Question:

This study was to detect which microRNAs (miRs) are regulated by chronic hypoxia (CH) in the mouse lung and to determine their functional significance in CH induced pulmonary hypertension (PH).

Methodology:

We detected miRs altered in mouse lung after 3 weeks CH (10% O₂) treatment by Microarray screening, verified miR target genes by reporter gene assay and Western blot. Furthermore, we analyzed in vitro and in vivo significance on cardiopulmonary function.

Results:

We discovered miR-223 was the most significantly decreased in the hypoxic mouse lung, which was also observed in the right ventricle (RV).

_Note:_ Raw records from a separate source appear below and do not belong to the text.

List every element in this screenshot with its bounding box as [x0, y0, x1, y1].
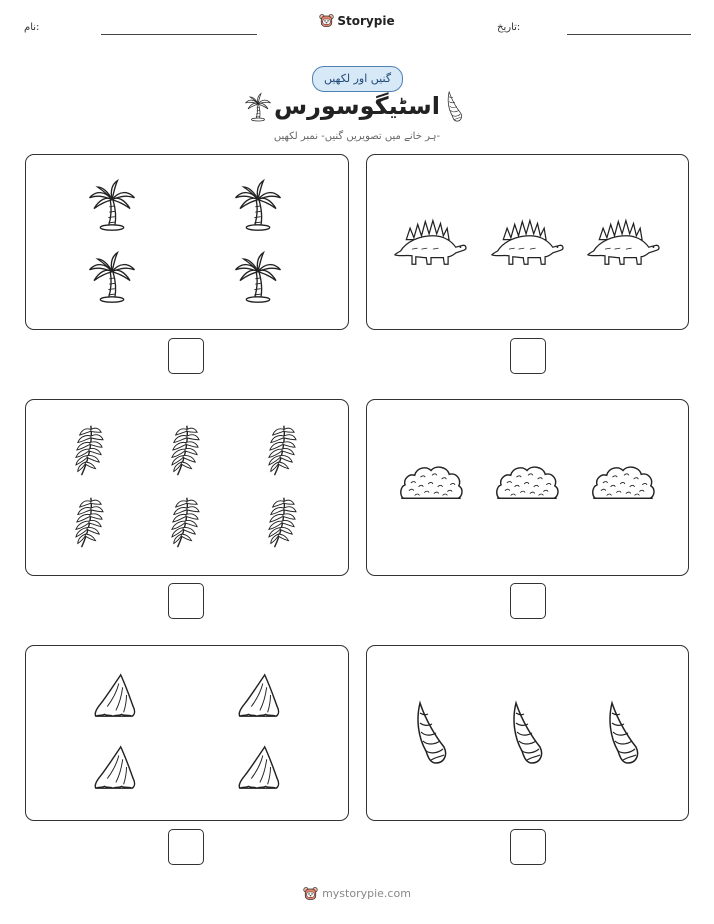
footer — [0, 886, 714, 904]
answer-box-bushes[interactable] — [510, 583, 546, 619]
palm-tree-icon — [85, 178, 139, 232]
brand-name: Storypie — [337, 13, 395, 28]
stegosaurus-icon — [586, 213, 662, 270]
fern-leaf-icon — [69, 422, 109, 478]
panel-stegosaurus — [366, 154, 689, 330]
palm-tree-icon — [85, 250, 139, 304]
palm-tree-icon — [231, 250, 285, 304]
dorsal-plate-icon — [234, 744, 282, 792]
fern-leaf-icon — [69, 494, 109, 550]
palm-tree-icon — [231, 178, 285, 232]
fern-leaf-icon — [165, 494, 205, 550]
panel-bushes — [366, 399, 689, 576]
answer-box-horns[interactable] — [510, 829, 546, 865]
stegosaurus-icon — [393, 213, 469, 270]
storypie-bear-logo-icon — [319, 13, 334, 28]
name-label: نام: — [24, 22, 40, 33]
dorsal-plate-icon — [234, 672, 282, 720]
panel-fern-leaves — [25, 399, 349, 576]
instructions: ہر خانے میں تصویریں گنیں- نمبر لکھیں- — [273, 131, 441, 142]
answer-box-stegosaurus[interactable] — [510, 338, 546, 374]
date-line[interactable] — [567, 34, 691, 35]
bush-icon — [589, 458, 657, 506]
fern-leaf-icon — [262, 422, 302, 478]
panel-horns — [366, 645, 689, 821]
bush-icon — [397, 458, 465, 506]
answer-box-palm-trees[interactable] — [168, 338, 204, 374]
bush-icon — [493, 458, 561, 506]
answer-box-dorsal-plates[interactable] — [168, 829, 204, 865]
fern-leaf-icon — [165, 422, 205, 478]
footer-url[interactable]: mystorypie.com — [322, 887, 411, 900]
horn-icon — [444, 90, 464, 124]
panel-dorsal-plates — [25, 645, 349, 821]
fern-leaf-icon — [262, 494, 302, 550]
dorsal-plate-icon — [90, 672, 138, 720]
task-badge: گنیں اور لکھیں — [312, 66, 403, 92]
date-label: تاریخ: — [497, 22, 521, 33]
dorsal-plate-icon — [90, 744, 138, 792]
answer-box-fern-leaves[interactable] — [168, 583, 204, 619]
panel-palm-trees — [25, 154, 349, 330]
name-line[interactable] — [101, 34, 257, 35]
horn-icon — [506, 699, 546, 769]
horn-icon — [602, 699, 642, 769]
worksheet-title: اسٹیگوسورس — [273, 92, 440, 120]
brand-header — [0, 13, 714, 32]
storypie-bear-logo-icon — [303, 886, 318, 901]
stegosaurus-icon — [490, 213, 566, 270]
horn-icon — [410, 699, 450, 769]
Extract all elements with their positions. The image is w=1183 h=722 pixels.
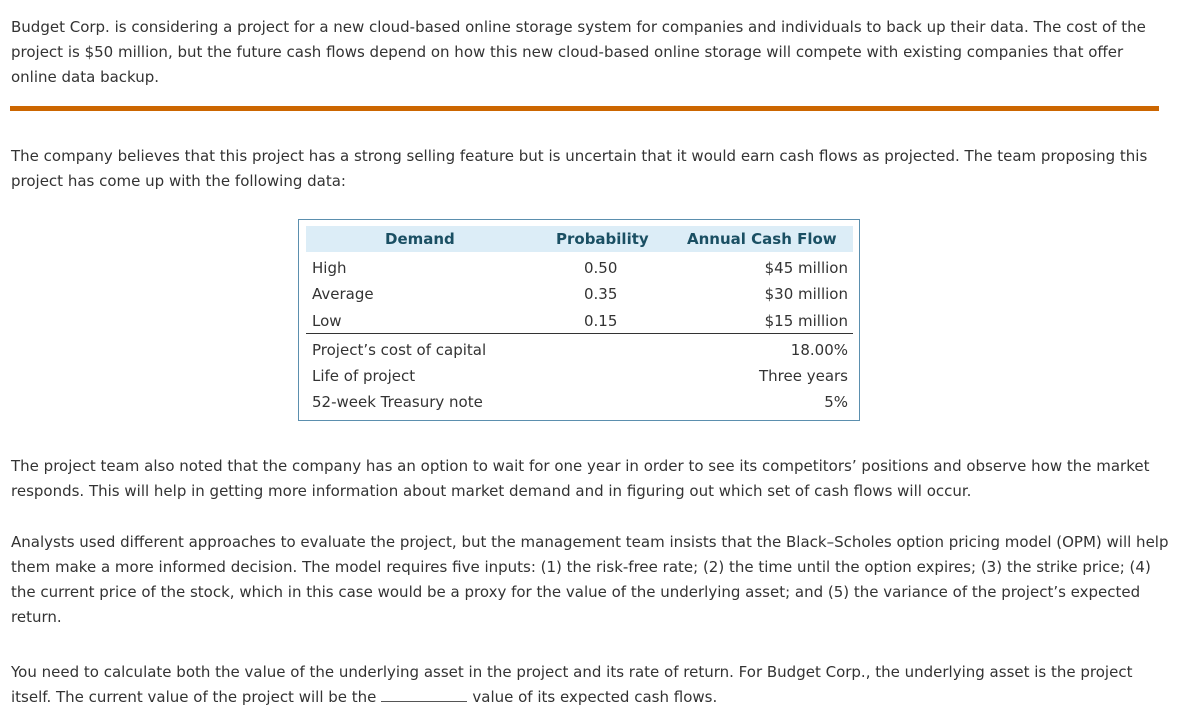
treasury-note-label: 52-week Treasury note [312, 393, 483, 411]
life-of-project-value: Three years [758, 367, 848, 385]
life-of-project-label: Life of project [312, 367, 416, 385]
intro-paragraph: Budget Corp. is considering a project for a new cloud-based online storage system for companies and individuals to back up their data. The cost of the project is $50 million, but the future cash flows depend on how this new cloud-based online storage will compete with existing companies that offer online data backup. [11, 18, 1146, 86]
treasury-note-value: 5% [824, 393, 848, 411]
table-header-row [306, 226, 853, 252]
cost-of-capital-value: 18.00% [790, 341, 848, 359]
table-divider [306, 333, 853, 334]
row-average-probability: 0.35 [584, 285, 618, 303]
row-low-demand: Low [312, 312, 342, 330]
question-paragraph [11, 660, 1171, 710]
row-low-probability: 0.15 [584, 312, 618, 330]
project-data-table [298, 219, 860, 421]
cost-of-capital-label: Project’s cost of capital [312, 341, 487, 359]
option-paragraph: The project team also noted that the company has an option to wait for one year in order to see its competitors’ positions and observe how the market responds. This will help in getting more information about market demand and in figuring out which set of cash flows will occur. [11, 457, 1150, 500]
answer-dropdown[interactable] [381, 687, 467, 702]
header-demand: Demand [385, 230, 455, 248]
row-average-demand: Average [312, 285, 374, 303]
header-annual-cash-flow: Annual Cash Flow [687, 230, 837, 248]
row-high-demand: High [312, 259, 347, 277]
question-text-after: value of its expected cash flows. [472, 688, 718, 706]
row-low-cash-flow: $15 million [764, 312, 848, 330]
analysts-paragraph: Analysts used different approaches to evaluate the project, but the management team insists that the Black–Scholes option pricing model (OPM) will help them make a more informed decision. The model requires five inputs: (1) the risk-free rate; (2) the time until the option expires; (3) the strike price; (4) the current price of the stock, which in this case would be a proxy for the value of the underlying asset; and (5) the variance of the project’s expected return. [11, 533, 1169, 626]
row-high-cash-flow: $45 million [764, 259, 848, 277]
section-divider [10, 106, 1159, 111]
header-probability: Probability [556, 230, 649, 248]
question-text-before: You need to calculate both the value of the underlying asset in the project and its rate of return. For Budget Corp., the underlying asset is the project itself. The current value of the project will be the [11, 663, 1133, 706]
row-high-probability: 0.50 [584, 259, 618, 277]
row-average-cash-flow: $30 million [764, 285, 848, 303]
context-paragraph: The company believes that this project has a strong selling feature but is uncertain that it would earn cash flows as projected. The team proposing this project has come up with the following data: [11, 147, 1148, 190]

IGF1R is a known target of miR-223 and demonstrated by 3’UTR reporter gene assay. IGF1R protein levels were increased in hypoxic mice lungs and RVs via a mechanism involving HIF1α/2α reduced C/EBPα expression and activity. Moreover, decreased IGF1R expression was detected in miR-223 overexpressing mouse pulmonary artery smooth muscle cell with attenuated IGF1-induced Akt phosphorylation, cell migration and proliferation. Decreasing endogenous miR-223 by antagomir, further increased hypoxia induced pulmonary artery pressure, vessel muscularization, RV hypertrophy and dysfunction. A similar phenomenon was also observed in miR-223^-/y mice. In lungs from primary PH patients we detected decreased miR-223 and increased IGF1R expression. Application of IGF1R antagonist was able to attenuate hypoxia induced pulmonary remodeling and improve RV function.

Conclusion:

These data indicate that hypoxia reduced expression of miR-223 in lung and RV contributes to development of hypoxic PH and cor pulmonale through increasing IGF1R expression and suggested a new direction for PH therapy through inhibiting IGF1R.